Talmud Skills Project

Daniel Reifman has been teaching intermediate and advanced Talmud classes with a distinctive approach to skill-building for nearly 15 years.  His Talmud Skills class at Pardes has become popular among students looking to develop independence in Talmud study. Students have frequently requested a way to continue using his methodology beyond the framework of the course, both for continued study and for teaching their own students.

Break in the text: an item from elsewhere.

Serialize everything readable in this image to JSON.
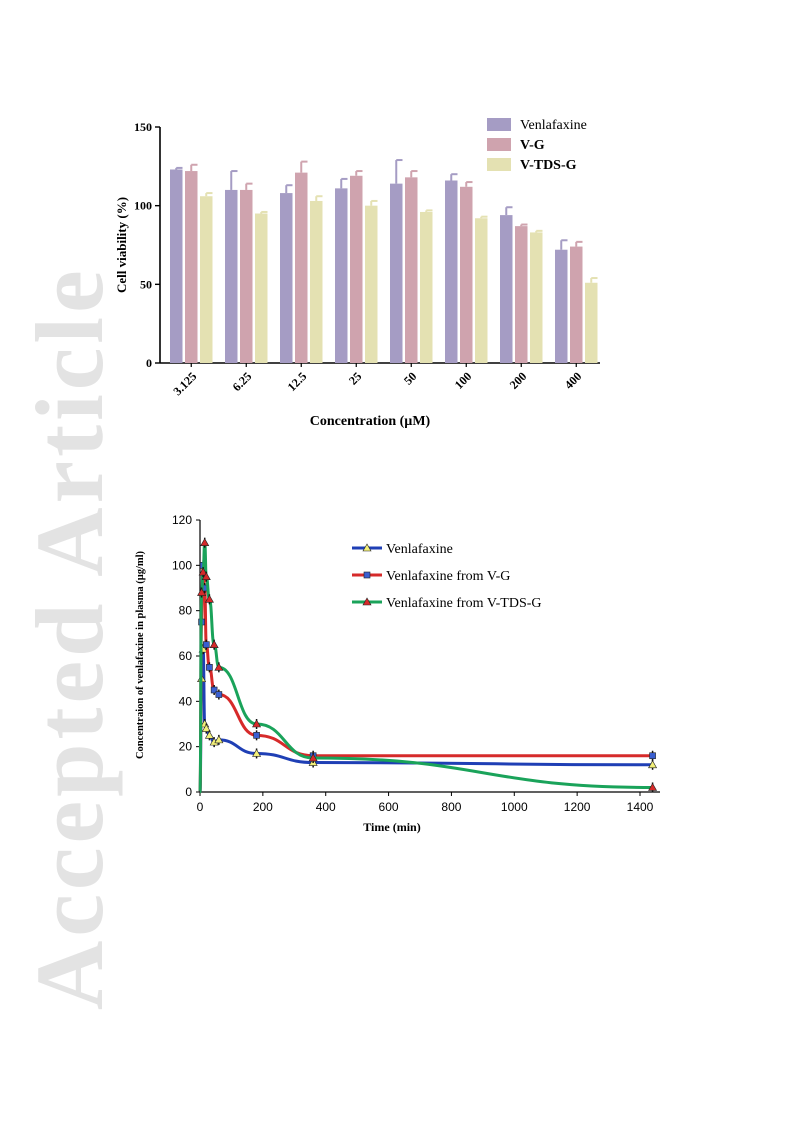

The Talmud Skills curriculum will incorporate elements relevant to a range of skill levels.  A preliminary outline of the curriculum is as follows:

  1. Tools for parsing the Talmud text and structuring talmudic discussions
  2. Functional categories of common structural terms in halakhic sugyot
  3. Use of charts and other visual tools for teaching and studying Talmud
  4. Interpretive assumptions and techniques in midrash halakhah in the Bavli
  5. Tools for parsing and structuring Tosafot and other rishonim

What distinguishes this approach from that of other Talmud curricula is the focus on systematic structural elements rather than on content.  The Talmud Skills Project will lay out discrete sets of techniques for reading gemara and rishonim that can be used regardless of the specific material being studied.  Similarly, the advantage of the charts and visual tools in §3 is that their underlying structure allows the teacher to adapt them to a very wide range of content.

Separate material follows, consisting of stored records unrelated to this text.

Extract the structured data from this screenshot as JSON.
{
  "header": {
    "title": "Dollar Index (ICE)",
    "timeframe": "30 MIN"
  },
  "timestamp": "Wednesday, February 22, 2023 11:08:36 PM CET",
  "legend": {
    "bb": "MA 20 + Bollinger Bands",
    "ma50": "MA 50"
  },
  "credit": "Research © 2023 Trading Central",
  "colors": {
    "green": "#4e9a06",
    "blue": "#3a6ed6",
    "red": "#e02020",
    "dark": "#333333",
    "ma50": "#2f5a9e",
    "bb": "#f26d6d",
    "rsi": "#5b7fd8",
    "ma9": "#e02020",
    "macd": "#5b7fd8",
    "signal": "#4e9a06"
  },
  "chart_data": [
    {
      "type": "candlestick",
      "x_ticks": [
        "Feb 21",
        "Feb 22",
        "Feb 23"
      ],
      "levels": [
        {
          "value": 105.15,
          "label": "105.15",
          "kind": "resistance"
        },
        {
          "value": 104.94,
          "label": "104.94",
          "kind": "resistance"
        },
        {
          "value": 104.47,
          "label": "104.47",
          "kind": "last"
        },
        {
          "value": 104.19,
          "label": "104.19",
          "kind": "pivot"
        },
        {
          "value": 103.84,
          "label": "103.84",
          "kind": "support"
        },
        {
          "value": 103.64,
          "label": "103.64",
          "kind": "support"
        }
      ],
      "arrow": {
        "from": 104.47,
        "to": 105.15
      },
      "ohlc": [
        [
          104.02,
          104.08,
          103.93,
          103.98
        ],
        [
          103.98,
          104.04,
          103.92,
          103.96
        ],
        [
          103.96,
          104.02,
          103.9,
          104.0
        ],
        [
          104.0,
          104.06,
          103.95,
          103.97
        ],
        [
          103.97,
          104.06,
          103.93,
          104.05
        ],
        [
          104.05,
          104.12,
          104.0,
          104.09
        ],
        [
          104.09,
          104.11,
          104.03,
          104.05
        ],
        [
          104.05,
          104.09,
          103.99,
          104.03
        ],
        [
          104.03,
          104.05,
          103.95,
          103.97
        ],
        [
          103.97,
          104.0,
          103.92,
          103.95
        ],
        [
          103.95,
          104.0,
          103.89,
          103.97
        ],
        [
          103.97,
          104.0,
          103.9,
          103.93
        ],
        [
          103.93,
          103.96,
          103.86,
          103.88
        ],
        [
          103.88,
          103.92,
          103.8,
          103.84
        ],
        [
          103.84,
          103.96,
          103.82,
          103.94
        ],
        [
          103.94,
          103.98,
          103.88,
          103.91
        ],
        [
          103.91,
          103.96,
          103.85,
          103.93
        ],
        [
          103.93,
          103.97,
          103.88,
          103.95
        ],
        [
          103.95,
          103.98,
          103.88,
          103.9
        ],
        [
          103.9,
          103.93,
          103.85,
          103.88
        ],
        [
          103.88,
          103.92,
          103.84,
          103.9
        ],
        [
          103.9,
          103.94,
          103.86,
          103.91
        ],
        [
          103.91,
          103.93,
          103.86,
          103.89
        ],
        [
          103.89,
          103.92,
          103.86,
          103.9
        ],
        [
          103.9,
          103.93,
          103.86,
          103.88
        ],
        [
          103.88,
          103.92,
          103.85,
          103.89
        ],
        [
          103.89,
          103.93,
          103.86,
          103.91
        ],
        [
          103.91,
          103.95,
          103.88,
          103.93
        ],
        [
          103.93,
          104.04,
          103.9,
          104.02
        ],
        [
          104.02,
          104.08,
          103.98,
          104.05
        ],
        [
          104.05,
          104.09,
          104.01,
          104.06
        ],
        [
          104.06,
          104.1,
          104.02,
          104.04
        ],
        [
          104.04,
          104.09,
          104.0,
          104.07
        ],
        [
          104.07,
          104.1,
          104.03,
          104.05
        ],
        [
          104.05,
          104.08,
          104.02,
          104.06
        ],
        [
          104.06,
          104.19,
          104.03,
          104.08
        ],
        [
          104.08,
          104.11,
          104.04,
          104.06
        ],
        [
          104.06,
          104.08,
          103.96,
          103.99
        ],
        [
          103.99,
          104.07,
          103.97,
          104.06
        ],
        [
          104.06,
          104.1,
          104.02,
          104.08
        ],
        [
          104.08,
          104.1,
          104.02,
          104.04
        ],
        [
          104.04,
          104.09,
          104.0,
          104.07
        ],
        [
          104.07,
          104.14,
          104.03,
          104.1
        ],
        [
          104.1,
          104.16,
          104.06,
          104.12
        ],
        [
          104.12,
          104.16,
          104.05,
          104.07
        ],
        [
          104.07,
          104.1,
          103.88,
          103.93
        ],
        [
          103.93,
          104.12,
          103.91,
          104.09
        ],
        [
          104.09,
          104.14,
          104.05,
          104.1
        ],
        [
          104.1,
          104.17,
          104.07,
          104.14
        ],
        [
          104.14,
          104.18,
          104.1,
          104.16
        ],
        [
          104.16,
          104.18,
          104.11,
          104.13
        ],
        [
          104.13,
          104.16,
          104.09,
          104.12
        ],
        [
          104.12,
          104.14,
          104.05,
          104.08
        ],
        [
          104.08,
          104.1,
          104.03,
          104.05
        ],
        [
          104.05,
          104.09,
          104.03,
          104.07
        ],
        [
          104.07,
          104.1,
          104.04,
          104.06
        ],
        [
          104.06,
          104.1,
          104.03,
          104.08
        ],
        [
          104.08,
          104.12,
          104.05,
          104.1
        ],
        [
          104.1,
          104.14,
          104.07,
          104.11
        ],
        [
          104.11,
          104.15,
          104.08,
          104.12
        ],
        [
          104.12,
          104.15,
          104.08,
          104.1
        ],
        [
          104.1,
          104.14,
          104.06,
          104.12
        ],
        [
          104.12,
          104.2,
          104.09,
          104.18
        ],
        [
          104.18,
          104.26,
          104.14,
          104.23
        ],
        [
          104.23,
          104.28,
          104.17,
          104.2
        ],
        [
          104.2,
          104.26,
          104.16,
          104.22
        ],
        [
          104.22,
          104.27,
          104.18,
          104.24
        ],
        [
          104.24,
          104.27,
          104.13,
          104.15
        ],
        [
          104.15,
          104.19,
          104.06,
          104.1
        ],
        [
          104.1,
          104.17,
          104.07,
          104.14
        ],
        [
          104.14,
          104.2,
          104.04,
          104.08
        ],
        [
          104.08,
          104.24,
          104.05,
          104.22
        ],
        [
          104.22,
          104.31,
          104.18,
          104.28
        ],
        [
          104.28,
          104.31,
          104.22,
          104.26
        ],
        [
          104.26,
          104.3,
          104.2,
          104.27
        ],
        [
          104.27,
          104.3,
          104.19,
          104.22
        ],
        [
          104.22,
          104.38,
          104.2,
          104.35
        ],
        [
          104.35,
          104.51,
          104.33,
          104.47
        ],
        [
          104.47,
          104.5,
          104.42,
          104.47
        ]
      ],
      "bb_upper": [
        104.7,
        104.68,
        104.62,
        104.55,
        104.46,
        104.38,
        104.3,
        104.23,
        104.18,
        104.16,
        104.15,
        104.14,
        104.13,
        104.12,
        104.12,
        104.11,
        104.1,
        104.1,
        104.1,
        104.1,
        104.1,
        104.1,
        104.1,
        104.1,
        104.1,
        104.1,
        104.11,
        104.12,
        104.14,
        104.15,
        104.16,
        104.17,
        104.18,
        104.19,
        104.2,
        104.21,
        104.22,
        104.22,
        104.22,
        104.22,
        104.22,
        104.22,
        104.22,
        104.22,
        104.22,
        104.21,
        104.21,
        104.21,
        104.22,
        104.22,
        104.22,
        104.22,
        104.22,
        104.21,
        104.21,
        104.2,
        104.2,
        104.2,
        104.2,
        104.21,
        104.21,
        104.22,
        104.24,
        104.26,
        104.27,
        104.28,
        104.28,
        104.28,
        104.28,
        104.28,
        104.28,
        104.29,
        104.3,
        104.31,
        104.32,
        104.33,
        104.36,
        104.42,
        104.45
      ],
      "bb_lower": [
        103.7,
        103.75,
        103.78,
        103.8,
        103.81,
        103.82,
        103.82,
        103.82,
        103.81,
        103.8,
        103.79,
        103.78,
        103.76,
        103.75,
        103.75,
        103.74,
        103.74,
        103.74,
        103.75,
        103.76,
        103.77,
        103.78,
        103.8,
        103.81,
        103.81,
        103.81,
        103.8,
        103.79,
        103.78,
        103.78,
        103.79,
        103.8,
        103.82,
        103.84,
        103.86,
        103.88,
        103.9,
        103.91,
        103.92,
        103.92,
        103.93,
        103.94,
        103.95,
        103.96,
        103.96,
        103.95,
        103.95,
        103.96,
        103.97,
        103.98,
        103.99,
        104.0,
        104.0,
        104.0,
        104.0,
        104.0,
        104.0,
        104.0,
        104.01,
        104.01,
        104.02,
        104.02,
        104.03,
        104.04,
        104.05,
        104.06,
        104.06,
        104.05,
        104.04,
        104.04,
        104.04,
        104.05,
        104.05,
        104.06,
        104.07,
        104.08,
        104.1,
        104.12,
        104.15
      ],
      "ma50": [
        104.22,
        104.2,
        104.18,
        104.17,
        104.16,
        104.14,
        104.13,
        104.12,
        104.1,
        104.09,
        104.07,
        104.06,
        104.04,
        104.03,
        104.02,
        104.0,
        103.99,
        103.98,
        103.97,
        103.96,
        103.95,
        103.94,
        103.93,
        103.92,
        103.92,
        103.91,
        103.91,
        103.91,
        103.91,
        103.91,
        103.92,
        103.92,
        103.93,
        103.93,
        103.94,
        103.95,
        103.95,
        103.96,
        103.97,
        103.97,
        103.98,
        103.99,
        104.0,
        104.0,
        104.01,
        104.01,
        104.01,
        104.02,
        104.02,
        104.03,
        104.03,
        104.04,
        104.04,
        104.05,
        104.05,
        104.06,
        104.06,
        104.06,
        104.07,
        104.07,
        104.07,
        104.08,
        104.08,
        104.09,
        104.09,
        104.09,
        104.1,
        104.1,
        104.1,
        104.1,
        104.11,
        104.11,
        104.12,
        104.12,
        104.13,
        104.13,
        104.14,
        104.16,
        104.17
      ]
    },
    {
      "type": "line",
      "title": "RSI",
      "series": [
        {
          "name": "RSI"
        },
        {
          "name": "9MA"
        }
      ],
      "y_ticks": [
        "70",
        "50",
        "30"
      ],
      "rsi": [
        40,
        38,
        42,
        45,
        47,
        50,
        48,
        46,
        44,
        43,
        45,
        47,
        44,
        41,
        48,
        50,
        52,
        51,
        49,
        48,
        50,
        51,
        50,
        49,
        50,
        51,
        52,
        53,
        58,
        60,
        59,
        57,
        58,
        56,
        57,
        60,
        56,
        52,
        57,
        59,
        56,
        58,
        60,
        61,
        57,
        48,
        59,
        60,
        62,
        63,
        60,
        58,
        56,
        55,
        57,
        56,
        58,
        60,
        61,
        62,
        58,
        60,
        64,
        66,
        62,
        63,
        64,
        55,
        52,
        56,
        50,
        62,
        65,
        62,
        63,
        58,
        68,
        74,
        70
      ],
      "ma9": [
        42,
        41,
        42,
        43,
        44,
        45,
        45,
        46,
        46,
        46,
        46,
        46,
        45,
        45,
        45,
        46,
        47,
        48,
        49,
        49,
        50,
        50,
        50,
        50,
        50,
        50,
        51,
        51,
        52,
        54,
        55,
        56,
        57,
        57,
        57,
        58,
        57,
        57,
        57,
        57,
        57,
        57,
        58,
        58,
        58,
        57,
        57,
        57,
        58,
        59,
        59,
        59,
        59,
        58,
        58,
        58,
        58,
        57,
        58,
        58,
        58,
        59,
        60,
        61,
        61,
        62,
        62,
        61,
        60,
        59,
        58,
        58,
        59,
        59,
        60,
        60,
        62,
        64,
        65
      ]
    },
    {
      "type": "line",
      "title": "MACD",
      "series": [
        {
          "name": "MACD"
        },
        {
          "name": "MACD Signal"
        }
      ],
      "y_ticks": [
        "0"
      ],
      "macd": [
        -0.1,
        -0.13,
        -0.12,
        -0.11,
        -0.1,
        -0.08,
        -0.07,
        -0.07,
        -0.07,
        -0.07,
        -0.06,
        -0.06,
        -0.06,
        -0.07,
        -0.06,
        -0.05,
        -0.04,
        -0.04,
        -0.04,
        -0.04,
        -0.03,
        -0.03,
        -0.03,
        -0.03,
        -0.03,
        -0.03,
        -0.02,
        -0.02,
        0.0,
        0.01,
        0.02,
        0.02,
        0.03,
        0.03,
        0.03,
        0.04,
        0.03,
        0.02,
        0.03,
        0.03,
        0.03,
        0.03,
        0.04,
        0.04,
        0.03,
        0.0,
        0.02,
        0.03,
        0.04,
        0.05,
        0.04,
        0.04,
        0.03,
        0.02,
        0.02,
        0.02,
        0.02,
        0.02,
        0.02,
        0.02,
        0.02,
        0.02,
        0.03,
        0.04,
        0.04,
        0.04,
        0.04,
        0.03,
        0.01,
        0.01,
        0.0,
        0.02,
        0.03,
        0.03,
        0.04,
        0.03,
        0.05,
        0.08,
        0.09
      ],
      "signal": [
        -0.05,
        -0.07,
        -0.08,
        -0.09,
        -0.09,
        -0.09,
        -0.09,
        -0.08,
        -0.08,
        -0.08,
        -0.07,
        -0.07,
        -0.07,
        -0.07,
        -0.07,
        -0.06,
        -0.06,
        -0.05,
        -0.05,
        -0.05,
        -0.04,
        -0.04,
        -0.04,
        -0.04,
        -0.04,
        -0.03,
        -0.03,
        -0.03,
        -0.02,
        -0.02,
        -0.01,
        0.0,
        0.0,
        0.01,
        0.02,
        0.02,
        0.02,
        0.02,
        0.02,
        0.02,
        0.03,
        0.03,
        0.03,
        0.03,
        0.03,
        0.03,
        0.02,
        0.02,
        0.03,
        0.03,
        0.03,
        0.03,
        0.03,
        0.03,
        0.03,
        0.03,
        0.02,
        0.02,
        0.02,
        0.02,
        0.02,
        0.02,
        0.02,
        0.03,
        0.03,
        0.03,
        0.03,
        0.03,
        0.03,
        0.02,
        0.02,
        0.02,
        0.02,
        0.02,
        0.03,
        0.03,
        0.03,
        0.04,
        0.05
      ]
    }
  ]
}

While the methodology of the Talmud Skills course is well developed, the project of turning the course into a resource for distribution is still in an embryonic stage.  It will likely involve a combination of text and video, though the latter could be recordings of frontal teaching, virtual whiteboard sessions, or some combination thereof.  Hence the Talmud Skills Research Fellow will have significant input into the final form of the project, and would ideally have insight into ways to package the material for broader dissemination.

However, more important than determining the final form of the project will be the tasks of collecting passages that exemplify the textual elements in the curriculum, and of classifying structural terms (e.g., those listed in Yitzhak Frank’s The Practical Talmud Dictionary) into functional categories.  This will be the main focus of the fellow’s research for at least the first semester.

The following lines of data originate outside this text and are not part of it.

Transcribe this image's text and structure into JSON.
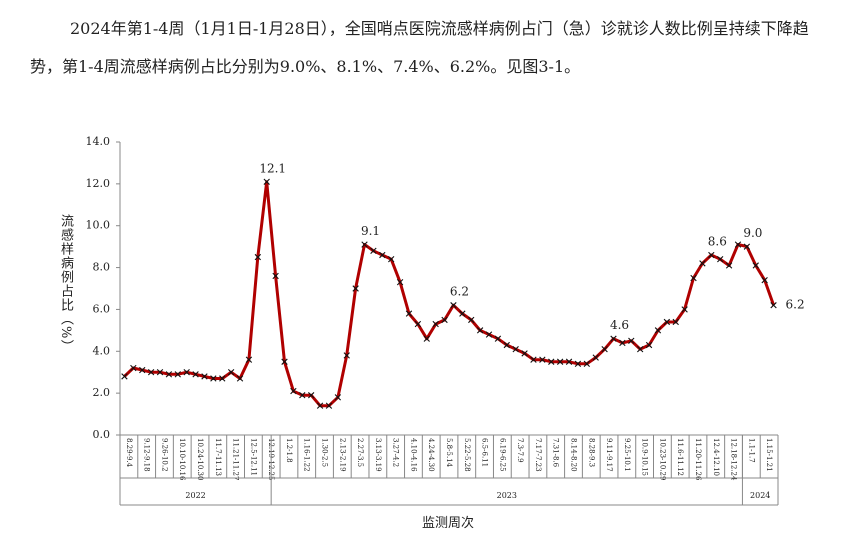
{
  "paragraph": "2024年第1-4周（1月1日-1月28日），全国哨点医院流感样病例占门（急）诊就诊人数比例呈持续下降趋势，第1-4周流感样病例占比分别为9.0%、8.1%、7.4%、6.2%。见图3-1。",
  "chart_data": {
    "type": "line",
    "y_label": "流感样病例占比（%）",
    "x_label": "监测周次",
    "categories": [
      "8.29-9.4",
      null,
      "9.12-9.18",
      null,
      "9.26-10.2",
      null,
      "10.10-10.16",
      null,
      "10.24-10.30",
      null,
      "11.7-11.13",
      null,
      "11.21-11.27",
      null,
      "12.5-12.11",
      null,
      "12.19-12.25",
      null,
      "1.2-1.8",
      null,
      "1.16-1.22",
      null,
      "1.30-2.5",
      null,
      "2.13-2.19",
      null,
      "2.27-3.5",
      null,
      "3.13-3.19",
      null,
      "3.27-4.2",
      null,
      "4.10-4.16",
      null,
      "4.24-4.30",
      null,
      "5.8-5.14",
      null,
      "5.22-5.28",
      null,
      "6.5-6.11",
      null,
      "6.19-6.25",
      null,
      "7.3-7.9",
      null,
      "7.17-7.23",
      null,
      "7.31-8.6",
      null,
      "8.14-8.20",
      null,
      "8.28-9.3",
      null,
      "9.11-9.17",
      null,
      "9.25-10.1",
      null,
      "10.9-10.15",
      null,
      "10.23-10.29",
      null,
      "11.6-11.12",
      null,
      "11.20-11.26",
      null,
      "12.4-12.10",
      null,
      "12.18-12.24",
      null,
      "1.1-1.7",
      null,
      "1.15-1.21",
      null
    ],
    "years": [
      {
        "label": "2022",
        "count": 17
      },
      {
        "label": "2023",
        "count": 53
      },
      {
        "label": "2024",
        "count": 4
      }
    ],
    "color": "#b00000",
    "values": [
      2.8,
      3.2,
      3.1,
      3.0,
      3.0,
      2.9,
      2.9,
      3.0,
      2.9,
      2.8,
      2.7,
      2.7,
      3.0,
      2.7,
      3.6,
      8.5,
      12.1,
      7.6,
      3.5,
      2.1,
      1.9,
      1.9,
      1.4,
      1.4,
      1.8,
      3.8,
      7.0,
      9.1,
      8.8,
      8.6,
      8.4,
      7.3,
      5.8,
      5.3,
      4.6,
      5.3,
      5.5,
      6.2,
      5.8,
      5.5,
      5.0,
      4.8,
      4.6,
      4.3,
      4.1,
      3.9,
      3.6,
      3.6,
      3.5,
      3.5,
      3.5,
      3.4,
      3.4,
      3.7,
      4.1,
      4.6,
      4.4,
      4.5,
      4.1,
      4.3,
      5.0,
      5.4,
      5.4,
      6.0,
      7.5,
      8.2,
      8.6,
      8.4,
      8.1,
      9.1,
      9.0,
      8.1,
      7.4,
      6.2
    ],
    "value_labels": [
      null,
      null,
      null,
      null,
      null,
      null,
      null,
      null,
      null,
      null,
      null,
      null,
      null,
      null,
      null,
      null,
      "12.1",
      null,
      null,
      null,
      null,
      null,
      null,
      null,
      null,
      null,
      null,
      "9.1",
      null,
      null,
      null,
      null,
      null,
      null,
      null,
      null,
      null,
      "6.2",
      null,
      null,
      null,
      null,
      null,
      null,
      null,
      null,
      null,
      null,
      null,
      null,
      null,
      null,
      null,
      null,
      null,
      "4.6",
      null,
      null,
      null,
      null,
      null,
      null,
      null,
      null,
      null,
      null,
      "8.6",
      null,
      null,
      null,
      "9.0",
      null,
      null,
      "6.2"
    ],
    "ylim": [
      0,
      14
    ],
    "yticks": [
      {
        "value": 0,
        "label": "0.0"
      },
      {
        "value": 2,
        "label": "2.0"
      },
      {
        "value": 4,
        "label": "4.0"
      },
      {
        "value": 6,
        "label": "6.0"
      },
      {
        "value": 8,
        "label": "8.0"
      },
      {
        "value": 10,
        "label": "10.0"
      },
      {
        "value": 12,
        "label": "12.0"
      },
      {
        "value": 14,
        "label": "14.0"
      }
    ]
  }
}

Skills of Talmud Skills Research Fellow

  • Writing/editing skills
  • Critical thinking skills
  • 3-4 years experience studying Talmud (Pardes level hey or Kollel)
  • Some teaching experience – preferable
  • Video design/editing – bonus

Specific Fellowship Requirements

  • 6 hours/week (2-5 PM, days TBD) – most of the work would be completed in the Pardes Beit Midrash
  • Weekly meeting with the faculty advisor
  • Participation in Talmud Skills course (currently Mon. & Wed., 5:15-7:15)

All fellows will receive a guaranteed living expenses grant ranging from $300-$500/month (exact amount determined by financial need) AND receive highly subsidized Year Program tuition: $3,000 discount for those not eligible for Masa Israel Journey funding, and $2,000 discount for those eligible for Masa funding.

At least one of the candidate’s two recommendation letters should be from a supervisor who can speak to the candidate’s relevant research experience and potential growth and contributions through the Pardes fellowship. The letter must be submitted along with the Fellowship Application and the Pardes Year Program application.

Fellowship application deadline has been extended to May 21, 2020.